Mr. Fish is not the only person at the anthropogenic thought of the well-being of AI. There is an active chain on the company’s Slack messaging system called # Model Welfare, where employees check Claude’s well-being and share examples of AI systems acting in a human way.
Jared Kaplan, Director of Sciences of Anthropic, told me in a separate interview that he thought that it was “quite reasonable” to study the well-being of AI, given the intelligence of models.
But testing AI systems for conscience is difficult, warned Mr. Kaplan, because they are so good imitations. If you invite Claude or Chatgpt to talk about his feelings, it could give you a convincing answer. This does not mean the chatbot actually has Feelings – Only he knows how to talk about it.
“Everyone is very aware that we can train the models to say what we want,” said Kaplan. “We can reward them for saying they had no feeling. We can reward them for having said really interesting philosophical speculation about their feelings. ”
So how are researchers supposed to know if AI systems are really aware or not?
Mr. Fish said he could involve the use of techniques borrowed from mechanistic interpretability, an AI sub-champ which studies the internal functioning of AI systems, to verify whether some of the same structures and paths associated with consciousness in the human brain are also active in AI systems.
You can also probe an AI system, he said, observing his behavior, looking at how he chooses to operate in certain environments or perform certain tasks, which he seems to prefer and avoid.
Mr.
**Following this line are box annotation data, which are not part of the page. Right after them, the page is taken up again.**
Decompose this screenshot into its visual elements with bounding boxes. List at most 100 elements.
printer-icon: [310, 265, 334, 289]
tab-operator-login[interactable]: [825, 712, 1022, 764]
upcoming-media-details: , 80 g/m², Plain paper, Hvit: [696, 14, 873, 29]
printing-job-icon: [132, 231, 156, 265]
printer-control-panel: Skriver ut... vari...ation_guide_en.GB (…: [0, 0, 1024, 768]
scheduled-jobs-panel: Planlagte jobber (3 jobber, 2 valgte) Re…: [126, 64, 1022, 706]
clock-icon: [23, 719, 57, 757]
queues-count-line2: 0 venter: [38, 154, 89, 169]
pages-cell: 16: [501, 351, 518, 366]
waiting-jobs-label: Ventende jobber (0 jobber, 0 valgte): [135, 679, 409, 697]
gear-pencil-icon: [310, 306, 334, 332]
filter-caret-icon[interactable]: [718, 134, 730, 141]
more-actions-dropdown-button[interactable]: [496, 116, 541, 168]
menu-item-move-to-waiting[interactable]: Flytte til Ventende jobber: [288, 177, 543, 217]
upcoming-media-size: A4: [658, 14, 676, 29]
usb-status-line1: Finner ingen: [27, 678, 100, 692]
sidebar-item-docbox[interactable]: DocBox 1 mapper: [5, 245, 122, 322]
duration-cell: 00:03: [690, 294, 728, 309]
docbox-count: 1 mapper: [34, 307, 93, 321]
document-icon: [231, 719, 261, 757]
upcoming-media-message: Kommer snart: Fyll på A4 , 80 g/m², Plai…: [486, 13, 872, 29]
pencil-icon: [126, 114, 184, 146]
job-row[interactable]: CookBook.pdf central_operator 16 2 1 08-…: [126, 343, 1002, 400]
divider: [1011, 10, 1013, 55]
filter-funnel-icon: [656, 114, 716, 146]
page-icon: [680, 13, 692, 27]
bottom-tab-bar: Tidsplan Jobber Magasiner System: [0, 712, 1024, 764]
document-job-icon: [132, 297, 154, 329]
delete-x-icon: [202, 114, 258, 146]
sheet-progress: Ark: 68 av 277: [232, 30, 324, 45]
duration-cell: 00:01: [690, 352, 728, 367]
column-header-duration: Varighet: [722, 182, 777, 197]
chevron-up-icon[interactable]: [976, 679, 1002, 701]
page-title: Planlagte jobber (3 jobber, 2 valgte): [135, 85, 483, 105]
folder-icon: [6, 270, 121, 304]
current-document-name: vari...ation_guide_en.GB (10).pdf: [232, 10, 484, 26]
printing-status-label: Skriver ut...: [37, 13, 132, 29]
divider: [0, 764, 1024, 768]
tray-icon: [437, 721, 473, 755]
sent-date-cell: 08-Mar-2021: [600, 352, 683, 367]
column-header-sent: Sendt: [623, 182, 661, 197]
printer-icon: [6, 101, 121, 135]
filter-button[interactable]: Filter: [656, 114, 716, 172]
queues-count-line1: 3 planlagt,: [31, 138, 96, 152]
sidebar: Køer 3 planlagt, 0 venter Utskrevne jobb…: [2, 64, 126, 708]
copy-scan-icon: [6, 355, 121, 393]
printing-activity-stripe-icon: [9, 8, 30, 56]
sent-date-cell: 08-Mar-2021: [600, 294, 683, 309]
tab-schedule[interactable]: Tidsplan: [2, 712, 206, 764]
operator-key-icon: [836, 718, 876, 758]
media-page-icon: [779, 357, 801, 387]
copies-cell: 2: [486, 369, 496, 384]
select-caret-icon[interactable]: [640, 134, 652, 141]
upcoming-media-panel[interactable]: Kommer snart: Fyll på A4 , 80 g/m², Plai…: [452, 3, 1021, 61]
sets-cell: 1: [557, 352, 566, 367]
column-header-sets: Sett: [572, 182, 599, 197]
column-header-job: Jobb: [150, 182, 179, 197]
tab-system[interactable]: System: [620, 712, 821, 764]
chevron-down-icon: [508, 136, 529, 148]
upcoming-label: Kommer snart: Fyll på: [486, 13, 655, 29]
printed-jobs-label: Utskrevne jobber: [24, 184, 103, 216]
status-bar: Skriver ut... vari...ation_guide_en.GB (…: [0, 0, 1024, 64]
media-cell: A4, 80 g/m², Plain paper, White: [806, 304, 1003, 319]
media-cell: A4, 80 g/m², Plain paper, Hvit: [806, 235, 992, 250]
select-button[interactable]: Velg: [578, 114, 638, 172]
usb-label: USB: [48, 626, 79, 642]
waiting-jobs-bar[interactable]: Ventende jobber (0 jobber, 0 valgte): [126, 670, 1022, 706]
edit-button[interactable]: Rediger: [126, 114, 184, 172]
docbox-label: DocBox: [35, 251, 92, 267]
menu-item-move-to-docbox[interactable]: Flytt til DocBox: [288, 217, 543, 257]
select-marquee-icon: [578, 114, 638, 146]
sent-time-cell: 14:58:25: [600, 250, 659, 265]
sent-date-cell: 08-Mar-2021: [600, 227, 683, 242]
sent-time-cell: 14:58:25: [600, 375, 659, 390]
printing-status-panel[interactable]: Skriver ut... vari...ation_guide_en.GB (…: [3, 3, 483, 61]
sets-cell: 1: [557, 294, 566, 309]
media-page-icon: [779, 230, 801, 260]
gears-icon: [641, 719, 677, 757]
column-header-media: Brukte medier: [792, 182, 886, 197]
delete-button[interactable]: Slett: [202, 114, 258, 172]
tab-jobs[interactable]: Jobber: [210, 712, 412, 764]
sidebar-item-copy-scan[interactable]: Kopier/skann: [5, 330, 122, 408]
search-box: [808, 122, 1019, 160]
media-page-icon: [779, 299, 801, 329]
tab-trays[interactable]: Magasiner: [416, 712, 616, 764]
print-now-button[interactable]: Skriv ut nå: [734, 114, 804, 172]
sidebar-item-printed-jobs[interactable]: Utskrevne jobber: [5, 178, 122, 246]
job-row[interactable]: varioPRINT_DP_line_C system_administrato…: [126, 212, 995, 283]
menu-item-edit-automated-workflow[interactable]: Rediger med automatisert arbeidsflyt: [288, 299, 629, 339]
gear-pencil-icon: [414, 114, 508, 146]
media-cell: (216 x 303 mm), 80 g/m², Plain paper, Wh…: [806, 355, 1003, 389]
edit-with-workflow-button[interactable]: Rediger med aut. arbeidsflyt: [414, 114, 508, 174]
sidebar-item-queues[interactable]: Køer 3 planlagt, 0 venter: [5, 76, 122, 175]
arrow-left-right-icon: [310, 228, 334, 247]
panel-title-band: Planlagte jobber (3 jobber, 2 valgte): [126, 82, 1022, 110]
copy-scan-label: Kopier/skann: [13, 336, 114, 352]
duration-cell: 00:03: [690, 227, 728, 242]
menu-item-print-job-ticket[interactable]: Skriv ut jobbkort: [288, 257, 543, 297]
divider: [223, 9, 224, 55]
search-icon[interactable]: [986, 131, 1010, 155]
Fish recognized that there was probably not a single decisive test for AI awareness. (He thinks that consciousness is probably more a spectrum than a simple change yes / no, anyway.) But he said that there were things that IA companies could do to take into account the well-being of their models, in case they become aware one day.
An anthropic explore question, he said, is whether future AI models should have the opportunity to stop discussing with a boring or abusive user, if they find user requests too painful.
“If a user constantly asks for harmful content despite the refusals and attempts to redirect the model, could we allow the model to end this interaction?” Mr. Fish said.
Critics could reject measures like these such as crazy discussions – today’s AI systems are not aware of most standards, so why speculate on what they might find unpleasant? Or they could oppose the study of an AI company in the first place, as this could create incentives to train their systems to act more sensitive than they really are.
Personally, I think that it is very good for researchers to study the well-being of AI, or to examine AI systems for signs of conscience, as long as it does not divert the resources of security and the alignment of AI which aim to ensure the safety of humans. And I think it’s probably a good idea to be nice to AI systems, if only like a hedge. (I try to say “please” and “thank you” to the chatbots, even if I don’t think they are aware, because, as Openai Sam Altman saysYou never know.)
But for the moment, I will reserve my deepest concern for carbon -based forms of life. In the next storm of AI, it is our well-being that worries me the most.